Não vou alongar a prosa; a ideia é demonstrar que pensar vale a pena, que ideias e ideais devem ser discutidos e que o pensar contemplativo tem valor para a saúde e qualidade de vida.

 

Para saber mais

A passagem do estado natural ao estado civil produziu no homem uma mudança considerável, substituindo em sua conduta a justiça ao instinto, e imprimindo às suas ações a moralidade que anteriormente lhes faltava. Foi somente então que a voz do dever, sucedendo ao impulso físico, e o direito ao apetite, fizeram com que o homem, que até esse momento só tinha olhado para si mesmo, se visse forçado a agir por outros princípios e consultar a razão antes de ouvir seus pendores.

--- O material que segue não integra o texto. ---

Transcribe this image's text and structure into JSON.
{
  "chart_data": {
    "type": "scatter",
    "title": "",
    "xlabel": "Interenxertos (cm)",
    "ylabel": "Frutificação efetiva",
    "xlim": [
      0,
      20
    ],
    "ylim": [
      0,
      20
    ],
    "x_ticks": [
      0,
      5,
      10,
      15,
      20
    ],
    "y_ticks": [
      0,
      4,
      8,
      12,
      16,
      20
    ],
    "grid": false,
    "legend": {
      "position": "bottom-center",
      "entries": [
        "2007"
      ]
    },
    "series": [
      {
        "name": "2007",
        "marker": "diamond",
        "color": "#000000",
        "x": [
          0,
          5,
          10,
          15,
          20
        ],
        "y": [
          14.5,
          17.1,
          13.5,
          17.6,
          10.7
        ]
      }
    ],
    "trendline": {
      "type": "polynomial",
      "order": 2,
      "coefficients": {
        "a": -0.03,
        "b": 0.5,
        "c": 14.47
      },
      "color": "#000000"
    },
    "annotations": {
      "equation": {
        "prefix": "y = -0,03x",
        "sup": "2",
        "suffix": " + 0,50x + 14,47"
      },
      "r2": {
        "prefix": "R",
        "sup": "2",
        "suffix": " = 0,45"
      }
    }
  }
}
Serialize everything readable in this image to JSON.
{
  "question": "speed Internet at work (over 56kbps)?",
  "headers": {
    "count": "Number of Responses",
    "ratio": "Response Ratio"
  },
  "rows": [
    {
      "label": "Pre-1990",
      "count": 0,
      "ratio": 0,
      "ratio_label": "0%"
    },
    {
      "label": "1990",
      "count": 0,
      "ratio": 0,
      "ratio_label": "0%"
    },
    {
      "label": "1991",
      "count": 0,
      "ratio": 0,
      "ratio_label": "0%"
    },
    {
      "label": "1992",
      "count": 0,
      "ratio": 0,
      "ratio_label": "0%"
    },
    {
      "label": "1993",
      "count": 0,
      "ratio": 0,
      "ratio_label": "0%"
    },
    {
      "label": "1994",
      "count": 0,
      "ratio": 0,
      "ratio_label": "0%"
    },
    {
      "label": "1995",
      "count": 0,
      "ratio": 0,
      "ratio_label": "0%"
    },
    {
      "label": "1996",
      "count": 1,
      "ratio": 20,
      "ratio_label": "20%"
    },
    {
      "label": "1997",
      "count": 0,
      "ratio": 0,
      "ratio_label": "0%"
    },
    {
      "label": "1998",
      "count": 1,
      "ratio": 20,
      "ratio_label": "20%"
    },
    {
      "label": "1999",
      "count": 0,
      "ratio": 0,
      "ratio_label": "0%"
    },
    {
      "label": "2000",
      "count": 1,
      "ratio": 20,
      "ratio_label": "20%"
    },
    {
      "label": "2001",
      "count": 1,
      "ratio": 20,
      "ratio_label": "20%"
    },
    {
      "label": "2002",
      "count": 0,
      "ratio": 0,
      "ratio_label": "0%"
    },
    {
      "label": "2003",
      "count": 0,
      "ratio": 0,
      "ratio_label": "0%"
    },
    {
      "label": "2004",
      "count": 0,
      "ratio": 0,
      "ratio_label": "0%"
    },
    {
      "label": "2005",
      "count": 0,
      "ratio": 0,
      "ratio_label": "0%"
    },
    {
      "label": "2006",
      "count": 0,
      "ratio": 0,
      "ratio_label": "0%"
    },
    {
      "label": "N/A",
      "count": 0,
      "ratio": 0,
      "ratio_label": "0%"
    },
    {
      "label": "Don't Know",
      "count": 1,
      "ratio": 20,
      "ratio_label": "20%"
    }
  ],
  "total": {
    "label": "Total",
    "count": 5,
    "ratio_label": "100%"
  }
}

Embora se prive, nesse estado, de diversas vantagens recebidas da Natureza, ganha outras tão grandes, suas faculdades se exercitam e desenvolvem, suas idéias se estendem, seus sentimentos se enobrecem, toda a sua alma se eleva a tal ponto, que, se os abusos desta nova condição, não o degradassem com freqüência a uma condição inferior àquela de que saiu, deveria abençoar incessantemente o ditoso momento em que foi dali desarraigado para sempre, o qual transformou um animal estúpido e limitado num ser inteligente, num homem[3].



[1] De Masi, Domenico. Criatividade e grupos criativos. Rio de Janeiro: Sextante, 2003. Páginas 639 a 676.

[2] Abbagnano, Nicola. São Paulo: Editora WMF Martins Fontes, 2012. P. 193.

[3] Jean-Jacques Rousseau. Do Contrato Social (Portuguese Edition) (Locais do Kindle 169-174). Edição do Kindle.